Protective protein/cathepsin A (PPCA) has a serine carboxypeptidase activity of unknown physiological function. We now demonstrate that this protease activity triggers the degradation of the lysosome-associated membrane protein type 2a (lamp2a), a receptor for chaperone-mediated autophagy (CMA). Degradation of lamp2a is important because its level in the lysosomal membrane is a rate-limiting step of CMA. Cells defective in PPCA show reduced rates of lamp2a degradation, higher levels of lamp2a and higher rates of CMA. Restoration of PPCA protease activity increases rates of lamp2a degradation, reduces levels of lysosomal lamp2a and reduces rates of CMA. PPCA associates with lamp2a on the lysosomal membrane and cleaves lamp2a near the boundary between the luminal and transmembrane domains. In addition to the well-studied role of PPCA in targeting and protecting two lysosomal glycosidases, we have defined a role for the proteolytic activity of this multifunctional protein.

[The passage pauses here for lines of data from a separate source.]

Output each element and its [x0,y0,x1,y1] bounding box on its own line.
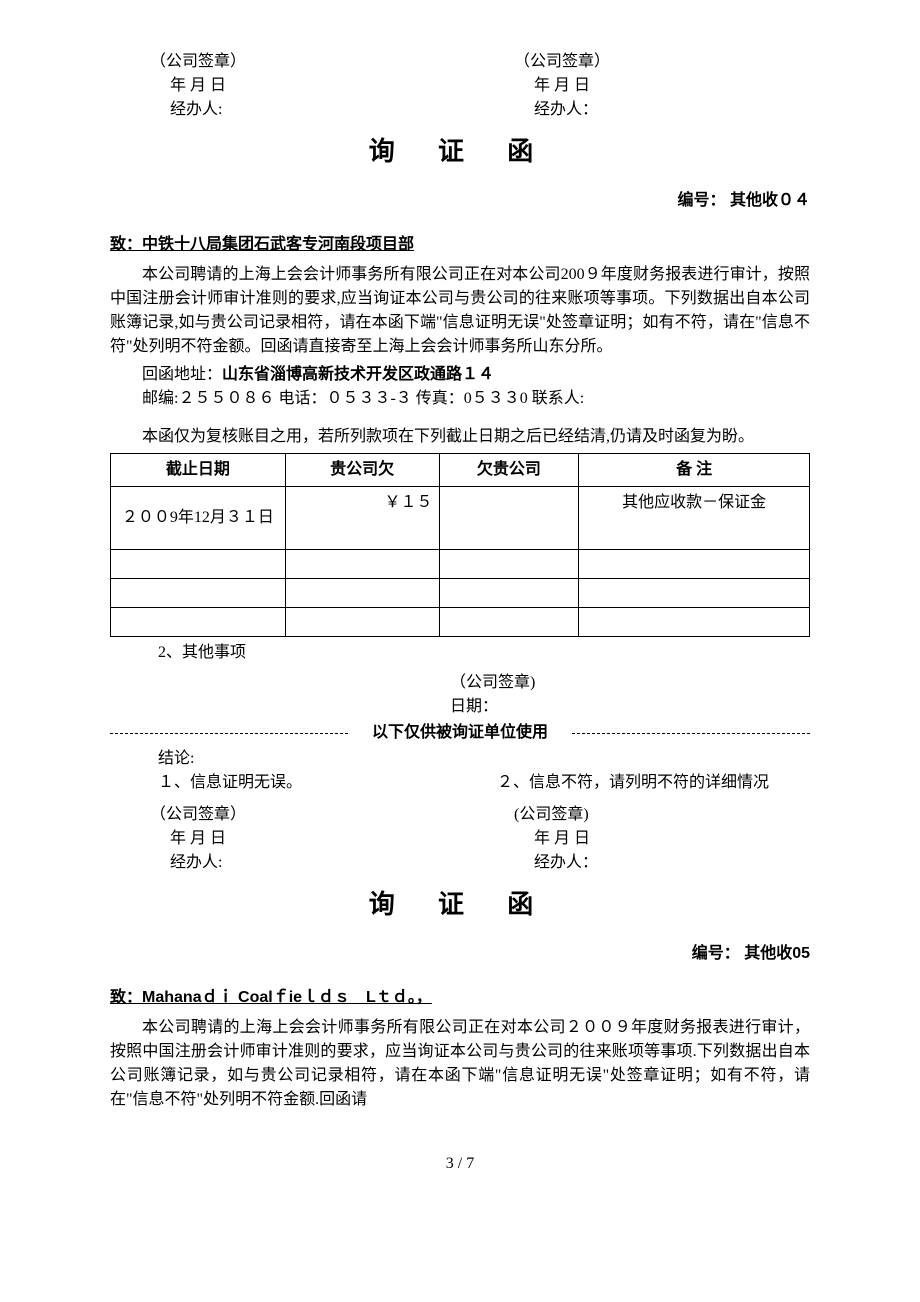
letter1-contact: 邮编:２５５０８６ 电话：０５３３‐３ 传真：0５３３0 联系人: [110,387,810,411]
col-header: 贵公司欠 [285,454,439,487]
cell [111,579,286,608]
cell: ２００9年12月３１日 [111,487,286,550]
letter1-para1: 本公司聘请的上海上会会计师事务所有限公司正在对本公司200９年度财务报表进行审计… [110,263,810,359]
cell: ￥１５ [285,487,439,550]
letter2-title: 询 证 函 [110,885,810,924]
letter1-addressee: 致：中铁十八局集团石武客专河南段项目部 [110,233,810,257]
table-row [111,550,810,579]
cell [111,608,286,637]
number-value: 其他收０４ [730,192,810,209]
number-value: 其他收05 [744,945,810,962]
cell: 其他应收款－保证金 [579,487,810,550]
cell [439,579,579,608]
col-header: 截止日期 [111,454,286,487]
bottom-sig-right: (公司签章) 年 月 日 经办人： [474,803,810,875]
page-number: 3 / 7 [110,1152,810,1176]
letter2-number: 编号： 其他收05 [110,942,810,966]
letter1-para2: 本函仅为复核账目之用，若所列款项在下列截止日期之后已经结清,仍请及时函复为盼。 [110,425,810,449]
letter1-table: 截止日期 贵公司欠 欠贵公司 备 注 ２００9年12月３１日 ￥１５ 其他应收款… [110,453,810,637]
cell [579,550,810,579]
cell [285,579,439,608]
addressee-name: Mahanaｄｉ Coalｆieｌｄｓ Lｔｄ。， [142,989,432,1006]
date-label: 日期： [110,695,810,719]
seal-text: （公司签章） [110,50,446,74]
addressee-prefix: 致： [110,989,142,1006]
letter1-reply-addr: 回函地址：山东省淄博高新技术开发区政通路１４ [110,363,810,387]
company-seal: （公司签章) [110,671,810,695]
letter2-para1: 本公司聘请的上海上会会计师事务所有限公司正在对本公司２００９年度财务报表进行审计… [110,1016,810,1112]
date-text: 年 月 日 [110,74,446,98]
cell [439,608,579,637]
cell [439,487,579,550]
cell [285,608,439,637]
letter2-addressee: 致：Mahanaｄｉ Coalｆieｌｄｓ Lｔｄ。， [110,986,810,1010]
handler-text: 经办人: [110,98,446,122]
conclusion2: ２、信息不符，请列明不符的详细情况 [497,771,810,795]
divider-text: 以下仅供被询证单位使用 [110,721,810,745]
seal-text: (公司签章) [474,803,810,827]
conclusion1: １、信息证明无误。 [158,771,471,795]
reply-addr-label: 回函地址： [142,366,222,383]
table-row: ２００9年12月３１日 ￥１５ 其他应收款－保证金 [111,487,810,550]
bottom-sig-left: （公司签章） 年 月 日 经办人: [110,803,446,875]
cell [111,550,286,579]
addressee-prefix: 致： [110,236,142,253]
cell [439,550,579,579]
handler-text: 经办人： [474,98,810,122]
table-header-row: 截止日期 贵公司欠 欠贵公司 备 注 [111,454,810,487]
date-text: 年 月 日 [110,827,446,851]
letter1-number: 编号： 其他收０４ [110,189,810,213]
top-sig-right: （公司签章） 年 月 日 经办人： [474,50,810,122]
reply-addr-value: 山东省淄博高新技术开发区政通路１４ [222,366,494,383]
cell [579,608,810,637]
handler-text: 经办人： [474,851,810,875]
table-row [111,608,810,637]
seal-text: （公司签章） [110,803,446,827]
conclusion-row: １、信息证明无误。 ２、信息不符，请列明不符的详细情况 [158,771,810,795]
top-sig-left: （公司签章） 年 月 日 经办人: [110,50,446,122]
conclusion-block: 结论: １、信息证明无误。 ２、信息不符，请列明不符的详细情况 [110,747,810,795]
top-signature-row: （公司签章） 年 月 日 经办人: （公司签章） 年 月 日 经办人： [110,50,810,122]
cell [285,550,439,579]
date-text: 年 月 日 [474,827,810,851]
cell [579,579,810,608]
handler-text: 经办人: [110,851,446,875]
date-text: 年 月 日 [474,74,810,98]
col-header: 备 注 [579,454,810,487]
letter1-bottom-sig-row: （公司签章） 年 月 日 经办人: (公司签章) 年 月 日 经办人： [110,803,810,875]
letter1-other-items: 2、其他事项 [110,641,810,665]
number-label: 编号： [692,945,740,962]
number-label: 编号： [678,192,726,209]
addressee-name: 中铁十八局集团石武客专河南段项目部 [142,236,414,253]
letter1-title: 询 证 函 [110,132,810,171]
table-row [111,579,810,608]
col-header: 欠贵公司 [439,454,579,487]
seal-text: （公司签章） [474,50,810,74]
conclusion-label: 结论: [158,747,810,771]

保护蛋白/组织蛋白酶A(PPCA)具有一种生理功能未知的丝氨酸羧肽酶活性。我们现在证明,这种蛋白酶活性会引发2a型溶酶体相关膜蛋白(lamp2a)的降解,lamp2a是伴侣介导的自噬(CMA)的一种受体。lamp2a的降解很重要,因为其在溶酶体膜中的水平是CMA的一个限速步骤。PPCA缺陷的细胞显示lamp2a降解速率降低、lamp2a水平升高以及CMA速率升高。恢复PPCA蛋白酶活性会增加lamp2a降解速率、降低溶酶体lamp2a水平并降低CMA速率。PPCA与溶酶体膜上的lamp2a结合,并在管腔和跨膜结构域之间的边界附近切割lamp2a。除了PPCA在靶向和保护两种溶酶体糖苷酶方面已得到充分研究的作用外,我们还确定了这种多功能蛋白的蛋白水解活性的作用。